Making Salad in the St. Patrick School Garden

This week, Bon Appétit Chef Mayet Cristobal joined me at St. Patrick School in North Hollywood, California to teach the 3rd through 8th graders how to make a crisp mizuna and kale salad with tart apples, pears, oranges, and parmesan and a from-scratch lemon herb vinaigrette.

Chef Mayet featured 6 crops growing in the St. Patrick School garden – mizuna, kale, oranges, thyme, rosemary, and parsley so the kids could see how easy it is to harvest ingredients straight from the garden and make something healthy and delicious. During one demonstration, she even topped the salad with white and purple pansies growing alongside her demonstration table.

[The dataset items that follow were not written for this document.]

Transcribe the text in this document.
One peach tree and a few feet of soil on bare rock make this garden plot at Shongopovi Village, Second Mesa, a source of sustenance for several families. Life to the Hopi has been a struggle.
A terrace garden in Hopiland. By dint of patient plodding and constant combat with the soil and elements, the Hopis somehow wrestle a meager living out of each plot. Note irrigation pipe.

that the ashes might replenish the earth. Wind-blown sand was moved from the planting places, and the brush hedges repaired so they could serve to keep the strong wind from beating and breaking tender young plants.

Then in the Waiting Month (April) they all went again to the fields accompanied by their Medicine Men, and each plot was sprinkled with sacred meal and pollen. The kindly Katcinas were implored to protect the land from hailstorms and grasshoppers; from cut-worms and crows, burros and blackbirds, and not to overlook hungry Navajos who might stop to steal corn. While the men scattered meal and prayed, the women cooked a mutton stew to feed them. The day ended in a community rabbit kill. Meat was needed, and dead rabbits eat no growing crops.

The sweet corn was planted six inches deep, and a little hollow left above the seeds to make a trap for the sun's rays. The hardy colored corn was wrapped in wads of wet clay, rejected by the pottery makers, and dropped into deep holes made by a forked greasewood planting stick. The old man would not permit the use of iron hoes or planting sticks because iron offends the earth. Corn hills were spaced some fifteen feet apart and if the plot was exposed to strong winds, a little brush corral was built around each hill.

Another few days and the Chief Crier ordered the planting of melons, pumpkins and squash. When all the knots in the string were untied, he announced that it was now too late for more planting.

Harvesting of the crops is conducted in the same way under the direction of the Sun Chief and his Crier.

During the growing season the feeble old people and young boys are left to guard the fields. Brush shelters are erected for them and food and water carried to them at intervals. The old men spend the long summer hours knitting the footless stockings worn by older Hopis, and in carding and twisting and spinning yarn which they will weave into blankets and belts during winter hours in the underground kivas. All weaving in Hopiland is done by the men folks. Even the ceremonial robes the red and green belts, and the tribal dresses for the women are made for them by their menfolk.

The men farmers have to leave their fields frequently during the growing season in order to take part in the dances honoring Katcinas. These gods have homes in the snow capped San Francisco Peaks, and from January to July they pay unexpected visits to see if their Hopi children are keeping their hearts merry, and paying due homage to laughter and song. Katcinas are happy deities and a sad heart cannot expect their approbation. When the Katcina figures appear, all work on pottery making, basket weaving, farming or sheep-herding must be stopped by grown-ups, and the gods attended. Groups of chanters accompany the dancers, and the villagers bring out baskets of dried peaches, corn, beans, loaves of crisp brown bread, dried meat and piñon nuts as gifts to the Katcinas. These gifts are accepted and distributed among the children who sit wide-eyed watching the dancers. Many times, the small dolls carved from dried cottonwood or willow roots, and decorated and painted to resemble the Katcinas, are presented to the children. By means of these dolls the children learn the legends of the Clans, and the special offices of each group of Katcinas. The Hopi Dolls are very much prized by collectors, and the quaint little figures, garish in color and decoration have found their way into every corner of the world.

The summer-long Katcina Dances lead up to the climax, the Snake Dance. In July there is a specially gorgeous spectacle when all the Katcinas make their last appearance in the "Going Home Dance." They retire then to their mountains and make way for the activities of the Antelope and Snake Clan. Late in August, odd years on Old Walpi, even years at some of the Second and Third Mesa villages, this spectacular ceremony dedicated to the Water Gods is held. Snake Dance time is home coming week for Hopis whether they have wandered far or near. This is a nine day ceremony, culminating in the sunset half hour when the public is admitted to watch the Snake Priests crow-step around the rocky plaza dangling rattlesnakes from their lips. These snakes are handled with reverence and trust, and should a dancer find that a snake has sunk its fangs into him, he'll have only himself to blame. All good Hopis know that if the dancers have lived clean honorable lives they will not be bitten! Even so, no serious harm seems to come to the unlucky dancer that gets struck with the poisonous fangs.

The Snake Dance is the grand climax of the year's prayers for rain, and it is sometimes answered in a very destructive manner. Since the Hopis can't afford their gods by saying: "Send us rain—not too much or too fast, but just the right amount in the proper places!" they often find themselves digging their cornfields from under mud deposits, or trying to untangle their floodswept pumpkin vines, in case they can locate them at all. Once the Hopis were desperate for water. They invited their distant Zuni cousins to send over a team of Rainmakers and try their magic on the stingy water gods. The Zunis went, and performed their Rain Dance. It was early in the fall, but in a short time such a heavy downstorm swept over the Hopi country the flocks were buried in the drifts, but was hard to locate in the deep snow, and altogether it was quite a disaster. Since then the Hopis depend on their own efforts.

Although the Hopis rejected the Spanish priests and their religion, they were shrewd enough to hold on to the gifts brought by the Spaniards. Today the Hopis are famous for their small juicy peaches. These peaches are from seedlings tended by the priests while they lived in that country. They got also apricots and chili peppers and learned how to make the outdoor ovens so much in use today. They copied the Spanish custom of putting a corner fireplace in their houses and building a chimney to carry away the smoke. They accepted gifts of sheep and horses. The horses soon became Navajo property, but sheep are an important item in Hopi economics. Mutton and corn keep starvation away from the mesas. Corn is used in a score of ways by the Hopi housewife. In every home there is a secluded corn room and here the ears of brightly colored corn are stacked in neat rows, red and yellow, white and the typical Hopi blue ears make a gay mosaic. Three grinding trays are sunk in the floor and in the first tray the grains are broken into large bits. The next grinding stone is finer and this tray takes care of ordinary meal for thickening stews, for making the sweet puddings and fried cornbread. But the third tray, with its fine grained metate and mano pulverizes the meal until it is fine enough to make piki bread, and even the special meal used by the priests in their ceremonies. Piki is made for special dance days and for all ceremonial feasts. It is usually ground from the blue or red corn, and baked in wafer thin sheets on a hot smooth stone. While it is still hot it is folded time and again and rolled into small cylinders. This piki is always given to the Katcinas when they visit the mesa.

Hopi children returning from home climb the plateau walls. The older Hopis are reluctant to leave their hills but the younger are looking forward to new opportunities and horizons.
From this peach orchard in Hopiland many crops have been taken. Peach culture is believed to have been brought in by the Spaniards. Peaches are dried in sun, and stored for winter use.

Students learned about the vast variety of jobs in the food industry. Mayet shared that her trajectory began around the age of 7 or 8 cooking alongside her grandma in the Philippines. “Food is what brings people together and I’ve always loved spending time in the kitchen.” When the kids heard that Mayet had cooked for Former First Lady, Michelle Obama, they could hardly wait to taste her food.

While talking about the flavor profiles of kale and mizuna, Chef Mayet demonstrated how to pull the leaves off the stem and tear them into small pieces. “It’s easy, right?” she said encouragingly. She sliced apples and pears, segmented oranges (making sure to squeeze all the juice from any remaining fruit), tossed in parmesan cheese, and prepared vinaigrette in a mason jar so students could see all the action. “Have you ever tried to mix oil and vinegar?” she asked. The students agreed that it was nearly impossible, so Chef Mayet taught them an insider trick: using an emulsifier, like Dijon mustard, helps the oil and vinegar (or lemon juice, in our case) bind and blend together. She combined 1 part lemon juice to 3 parts olive oil and added mustard, thyme, rosemary, parsley, salt, and pepper and gave the jar a vigorous shake – voila, a homemade garden vinaigrette! For nearly all the students, this was their first time trying a from-scratch vinaigrette, rather than a dressing from a store-bought bottle.

The students devoured their plates of salads asking for seconds and thirds. In response to the deliciousness, we heard comments like:
“This is the first time I’m eating something healthy that actually tastes GOOD!”
“This is my first time eating salad.”
“Now I love kale!”
“Will you come back and teach us another recipe?”